Of course, I still turn into psycho Mommy over other things........ but the balloon issue is one we haven't had in a good while.

Anonymous said...

Um, yah, I'm with you on the psycho mommy thing. Just ask my husband the next time you see him what happened to the Pooh Ball that we used to have. I will admit that a pair of scissors were involved. I DID warn the children that if I tripped over it one more time it would have a bad ending.... My meds have been adjusted.

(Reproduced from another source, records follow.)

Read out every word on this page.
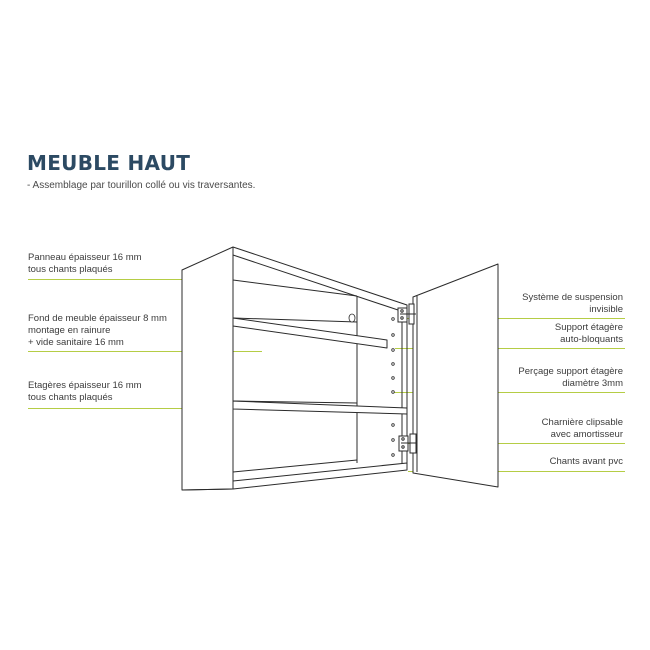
MEUBLE HAUT
- Assemblage par tourillon collé ou vis traversantes.
Panneau épaisseur 16 mm
tous chants plaqués
Fond de meuble épaisseur 8 mm
montage en rainure
+ vide sanitaire 16 mm
Etagères épaisseur 16 mm
tous chants plaqués
Système de suspension
invisible
Support étagère
auto-bloquants
Perçage support étagère
diamètre 3mm
Charnière clipsable
avec amortisseur
Chants avant pvc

I praise the Lord for second chances on a regular basis, and I praise him for a family that forgives.

Mocha with Linda said...

Oh, I have been there! I never knew I had a temper until I had a 3-year-old!

Thanks for being real.

Jen said...

I laughed out loud when you said you let the balloon out the window, then louder when you said you yelled at it as it floated away. I wouldn't have thought to put it out the window!
I've been psycho mommy too.

Jackie said...

Oh, thanks for sharing this story! Haven't we all been there! :) I consider myself pretty mild-mannered as well, but boy, there's something about a 2-year-old that can turn that right around.

Anonymous said...

Hey there! Loved the story. I don't know if you remember last year when John and I and the kids drove to New Mexico to go skiing. We picked up Jack at school to leave. It was Valentines day and I forgot that I had ordered three bouquets of helium ballons (NINE, yes, nine) ballons all but filled up the back of our van. They made it all the way to New Mexico. However when John commented, "Can you see anything behind me because i can't", while he was beginning to back up, backed into a tree. John, very patiently, as only he can be, calmly got out and said, "The ballons are going." He then proceeded to pop every balloon amid the howls and crying. Someday, I am sure you will see the humor in the situation. I think it took several months for John to truly laugh about it. Me? The same day! Love reading your blog. Hope all is well. Email me sometime and I can fill you in on life here in Texas. Miss you, Love, Julie

Darla said...

Oh heck yeah. I have my fair share of psycho mommy when my ONE child was little. PM doesn't have to come out much anymore because my little one is now 11 and PM has mellowed (or PM got old and tired bwahahha).

Anonymous said...

That was soooo funny - Bye Bye balloon!!! I can totally see myself doing that. Unfortunately!